Open Kimundi opened 10 months ago
Note that adding #[no_mangle]
to check1
to force it to appear in the binary does cause it to appear as a constant. I think this might be a case of "in isolation, codegen is weird, you have to evaluate it at a whole program level"?
This looks like another instance of #116505, meaning that depending on some heuristics leaf functions are only codegenned in cgu that need them. Since check1 and check2 are not called, they are not seen. This is good for optimizations but quite unfortunate for inspecting asm on Compiler Explorer.
Adding #[no_mangle]
will force them to be available, you can also add -C link-dead-code=yes
, or turn of the optimization with -Z cross-crate-inline-threshold=never
on nightly.
I think there are multiple things happening here. I'll try to explain what I'm seeing.

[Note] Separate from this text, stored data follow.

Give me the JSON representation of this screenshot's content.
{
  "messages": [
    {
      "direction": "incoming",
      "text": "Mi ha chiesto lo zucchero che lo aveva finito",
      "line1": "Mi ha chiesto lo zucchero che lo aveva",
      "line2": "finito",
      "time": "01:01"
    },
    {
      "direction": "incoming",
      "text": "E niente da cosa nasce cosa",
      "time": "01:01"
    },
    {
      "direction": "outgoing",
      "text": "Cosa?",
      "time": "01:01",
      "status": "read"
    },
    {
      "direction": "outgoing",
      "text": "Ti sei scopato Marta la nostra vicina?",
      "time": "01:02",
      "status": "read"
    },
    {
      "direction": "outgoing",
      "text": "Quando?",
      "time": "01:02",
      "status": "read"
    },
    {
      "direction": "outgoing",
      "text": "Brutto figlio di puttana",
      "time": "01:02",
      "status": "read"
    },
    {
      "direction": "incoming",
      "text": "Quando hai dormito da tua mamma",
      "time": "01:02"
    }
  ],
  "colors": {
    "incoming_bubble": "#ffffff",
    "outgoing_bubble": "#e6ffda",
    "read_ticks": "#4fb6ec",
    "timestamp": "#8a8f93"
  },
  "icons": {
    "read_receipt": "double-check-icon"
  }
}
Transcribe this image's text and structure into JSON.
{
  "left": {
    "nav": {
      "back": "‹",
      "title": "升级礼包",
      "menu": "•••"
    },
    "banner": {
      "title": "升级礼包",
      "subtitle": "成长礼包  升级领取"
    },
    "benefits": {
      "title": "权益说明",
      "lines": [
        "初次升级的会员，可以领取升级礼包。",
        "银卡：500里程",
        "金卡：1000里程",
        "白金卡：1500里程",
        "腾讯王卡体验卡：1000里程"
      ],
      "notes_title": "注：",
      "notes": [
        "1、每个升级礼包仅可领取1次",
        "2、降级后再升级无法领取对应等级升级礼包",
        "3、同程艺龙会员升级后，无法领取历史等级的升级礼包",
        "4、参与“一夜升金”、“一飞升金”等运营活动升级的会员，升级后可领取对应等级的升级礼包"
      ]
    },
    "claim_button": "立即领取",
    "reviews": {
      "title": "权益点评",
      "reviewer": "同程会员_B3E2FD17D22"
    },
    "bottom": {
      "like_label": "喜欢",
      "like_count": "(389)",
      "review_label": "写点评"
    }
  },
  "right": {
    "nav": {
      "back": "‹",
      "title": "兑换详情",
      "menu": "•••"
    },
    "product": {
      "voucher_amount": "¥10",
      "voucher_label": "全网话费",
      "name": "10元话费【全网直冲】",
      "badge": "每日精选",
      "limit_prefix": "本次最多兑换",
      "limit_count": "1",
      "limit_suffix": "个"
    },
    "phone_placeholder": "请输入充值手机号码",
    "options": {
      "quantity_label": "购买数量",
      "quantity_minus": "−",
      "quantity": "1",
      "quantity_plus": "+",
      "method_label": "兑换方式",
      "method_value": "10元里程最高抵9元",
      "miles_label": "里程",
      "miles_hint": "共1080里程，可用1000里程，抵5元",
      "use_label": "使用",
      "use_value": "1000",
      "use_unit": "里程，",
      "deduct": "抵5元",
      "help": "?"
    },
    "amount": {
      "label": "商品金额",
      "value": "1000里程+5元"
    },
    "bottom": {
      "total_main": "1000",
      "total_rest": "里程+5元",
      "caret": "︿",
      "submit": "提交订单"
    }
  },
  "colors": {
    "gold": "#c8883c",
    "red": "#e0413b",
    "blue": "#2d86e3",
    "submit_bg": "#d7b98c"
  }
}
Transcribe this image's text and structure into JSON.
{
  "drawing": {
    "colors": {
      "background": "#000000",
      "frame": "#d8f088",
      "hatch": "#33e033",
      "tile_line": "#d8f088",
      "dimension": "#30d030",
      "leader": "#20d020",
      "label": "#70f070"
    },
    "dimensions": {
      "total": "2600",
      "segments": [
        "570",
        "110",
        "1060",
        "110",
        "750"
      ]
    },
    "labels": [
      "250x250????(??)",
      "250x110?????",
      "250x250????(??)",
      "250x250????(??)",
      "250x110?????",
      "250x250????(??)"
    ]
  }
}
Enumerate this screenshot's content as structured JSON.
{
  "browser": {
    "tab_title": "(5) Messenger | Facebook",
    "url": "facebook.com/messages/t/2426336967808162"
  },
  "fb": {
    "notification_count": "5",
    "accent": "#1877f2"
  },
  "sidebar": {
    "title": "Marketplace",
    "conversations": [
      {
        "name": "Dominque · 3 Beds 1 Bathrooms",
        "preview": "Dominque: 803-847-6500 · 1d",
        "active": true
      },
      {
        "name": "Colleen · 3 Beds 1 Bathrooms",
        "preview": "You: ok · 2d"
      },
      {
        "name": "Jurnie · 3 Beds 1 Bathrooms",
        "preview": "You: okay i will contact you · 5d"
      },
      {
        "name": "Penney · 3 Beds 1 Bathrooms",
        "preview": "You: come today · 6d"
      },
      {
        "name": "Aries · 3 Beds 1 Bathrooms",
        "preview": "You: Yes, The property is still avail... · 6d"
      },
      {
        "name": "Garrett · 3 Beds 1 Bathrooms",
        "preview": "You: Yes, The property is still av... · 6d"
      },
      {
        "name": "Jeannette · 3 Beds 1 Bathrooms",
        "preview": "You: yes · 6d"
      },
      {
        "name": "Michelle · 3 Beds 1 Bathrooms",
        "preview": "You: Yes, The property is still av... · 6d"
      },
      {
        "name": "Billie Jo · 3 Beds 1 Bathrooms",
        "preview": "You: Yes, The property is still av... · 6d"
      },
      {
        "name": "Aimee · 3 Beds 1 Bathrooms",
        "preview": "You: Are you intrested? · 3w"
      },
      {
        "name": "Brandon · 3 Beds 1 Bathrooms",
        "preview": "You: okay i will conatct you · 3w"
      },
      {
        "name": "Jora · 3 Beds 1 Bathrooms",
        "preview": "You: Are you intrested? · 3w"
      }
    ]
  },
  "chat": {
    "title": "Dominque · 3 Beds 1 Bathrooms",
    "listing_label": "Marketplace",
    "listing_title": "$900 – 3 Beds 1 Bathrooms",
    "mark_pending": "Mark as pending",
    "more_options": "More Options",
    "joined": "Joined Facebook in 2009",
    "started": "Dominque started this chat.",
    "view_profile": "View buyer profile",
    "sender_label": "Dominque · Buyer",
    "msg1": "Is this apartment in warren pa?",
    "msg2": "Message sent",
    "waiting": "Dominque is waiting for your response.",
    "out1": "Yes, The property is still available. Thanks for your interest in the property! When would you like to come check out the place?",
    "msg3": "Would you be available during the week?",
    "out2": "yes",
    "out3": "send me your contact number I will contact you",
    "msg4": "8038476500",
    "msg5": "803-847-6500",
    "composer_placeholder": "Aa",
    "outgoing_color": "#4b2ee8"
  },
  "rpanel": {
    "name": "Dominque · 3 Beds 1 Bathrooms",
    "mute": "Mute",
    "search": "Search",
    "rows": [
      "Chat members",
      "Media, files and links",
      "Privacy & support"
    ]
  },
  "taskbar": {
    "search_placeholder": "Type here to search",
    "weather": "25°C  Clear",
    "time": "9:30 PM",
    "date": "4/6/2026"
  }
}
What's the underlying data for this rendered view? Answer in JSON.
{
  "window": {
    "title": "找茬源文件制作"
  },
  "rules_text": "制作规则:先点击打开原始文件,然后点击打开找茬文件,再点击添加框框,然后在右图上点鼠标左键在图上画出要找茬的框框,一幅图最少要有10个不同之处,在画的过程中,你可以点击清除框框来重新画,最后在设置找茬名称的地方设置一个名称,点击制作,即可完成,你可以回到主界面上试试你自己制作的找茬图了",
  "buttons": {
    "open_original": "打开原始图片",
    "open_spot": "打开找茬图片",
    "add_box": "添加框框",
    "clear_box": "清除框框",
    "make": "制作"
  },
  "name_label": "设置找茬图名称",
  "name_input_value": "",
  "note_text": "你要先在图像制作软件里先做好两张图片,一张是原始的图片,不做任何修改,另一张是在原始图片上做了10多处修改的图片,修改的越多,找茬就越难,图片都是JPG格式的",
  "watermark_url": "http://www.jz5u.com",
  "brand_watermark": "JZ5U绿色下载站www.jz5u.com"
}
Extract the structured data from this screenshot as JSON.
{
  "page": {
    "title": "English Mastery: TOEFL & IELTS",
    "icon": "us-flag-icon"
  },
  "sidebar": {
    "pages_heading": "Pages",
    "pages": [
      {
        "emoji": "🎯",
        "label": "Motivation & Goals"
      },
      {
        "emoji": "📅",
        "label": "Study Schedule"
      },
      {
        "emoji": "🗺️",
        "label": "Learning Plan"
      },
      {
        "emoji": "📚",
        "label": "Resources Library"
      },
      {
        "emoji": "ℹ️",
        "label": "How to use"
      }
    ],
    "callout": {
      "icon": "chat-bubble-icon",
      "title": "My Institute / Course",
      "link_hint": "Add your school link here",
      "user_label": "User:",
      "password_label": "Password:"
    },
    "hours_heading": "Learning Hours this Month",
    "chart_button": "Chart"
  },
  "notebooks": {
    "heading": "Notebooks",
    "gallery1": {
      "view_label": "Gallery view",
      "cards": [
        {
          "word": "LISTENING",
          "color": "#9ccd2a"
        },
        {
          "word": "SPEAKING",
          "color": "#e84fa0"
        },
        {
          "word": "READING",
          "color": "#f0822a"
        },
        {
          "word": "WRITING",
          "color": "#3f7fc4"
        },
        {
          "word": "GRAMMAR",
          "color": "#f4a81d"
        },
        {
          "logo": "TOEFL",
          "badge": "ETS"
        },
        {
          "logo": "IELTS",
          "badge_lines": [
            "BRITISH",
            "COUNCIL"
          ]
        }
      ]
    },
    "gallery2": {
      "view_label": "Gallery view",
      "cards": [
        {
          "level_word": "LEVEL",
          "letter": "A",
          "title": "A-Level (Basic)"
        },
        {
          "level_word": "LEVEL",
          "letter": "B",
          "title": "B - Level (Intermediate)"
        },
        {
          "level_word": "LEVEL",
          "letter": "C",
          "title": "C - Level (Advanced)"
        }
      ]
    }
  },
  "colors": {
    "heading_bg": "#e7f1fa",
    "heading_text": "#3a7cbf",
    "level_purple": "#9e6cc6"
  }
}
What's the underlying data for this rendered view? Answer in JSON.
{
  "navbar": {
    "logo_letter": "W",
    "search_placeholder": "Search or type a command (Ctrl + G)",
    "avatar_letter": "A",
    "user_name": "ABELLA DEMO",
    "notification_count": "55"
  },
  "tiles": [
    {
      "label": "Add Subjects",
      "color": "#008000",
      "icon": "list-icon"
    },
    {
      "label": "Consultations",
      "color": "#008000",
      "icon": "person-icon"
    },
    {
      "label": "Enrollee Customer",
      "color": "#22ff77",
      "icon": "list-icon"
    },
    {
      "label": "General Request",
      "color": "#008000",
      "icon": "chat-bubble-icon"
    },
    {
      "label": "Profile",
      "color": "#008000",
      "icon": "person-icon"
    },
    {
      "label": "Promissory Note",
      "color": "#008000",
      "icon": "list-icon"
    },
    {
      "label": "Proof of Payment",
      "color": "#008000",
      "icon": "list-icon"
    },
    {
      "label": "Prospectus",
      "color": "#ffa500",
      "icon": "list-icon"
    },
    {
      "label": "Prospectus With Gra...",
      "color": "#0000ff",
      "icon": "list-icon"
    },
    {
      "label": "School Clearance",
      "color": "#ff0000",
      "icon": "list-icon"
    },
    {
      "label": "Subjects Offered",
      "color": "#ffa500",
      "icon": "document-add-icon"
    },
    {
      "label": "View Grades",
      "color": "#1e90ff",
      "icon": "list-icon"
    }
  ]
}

I expected to see this happen: Both
check1
andcheck2
should compile to functions that just return a compiletime-evaluated struct value
That's not possible, those functions both take runtime parameters. I'm presuming you mean "use a compiletime-evaluated struct value" instead?
check1
disapeared from the assembly
This is the cross-crate-inlining effect; I've been mulling over ideas to improve the situation, but this is not a bug. It's very unfortunate though. https://github.com/compiler-explorer/compiler-explorer/issues/5782
and it looks like all the code needed to runtime-evaluate it got added instead... The weird thing is that the function that regressed is the one that uses a
const
item by name, rather than the one that just calls a const function inside a non-const function body.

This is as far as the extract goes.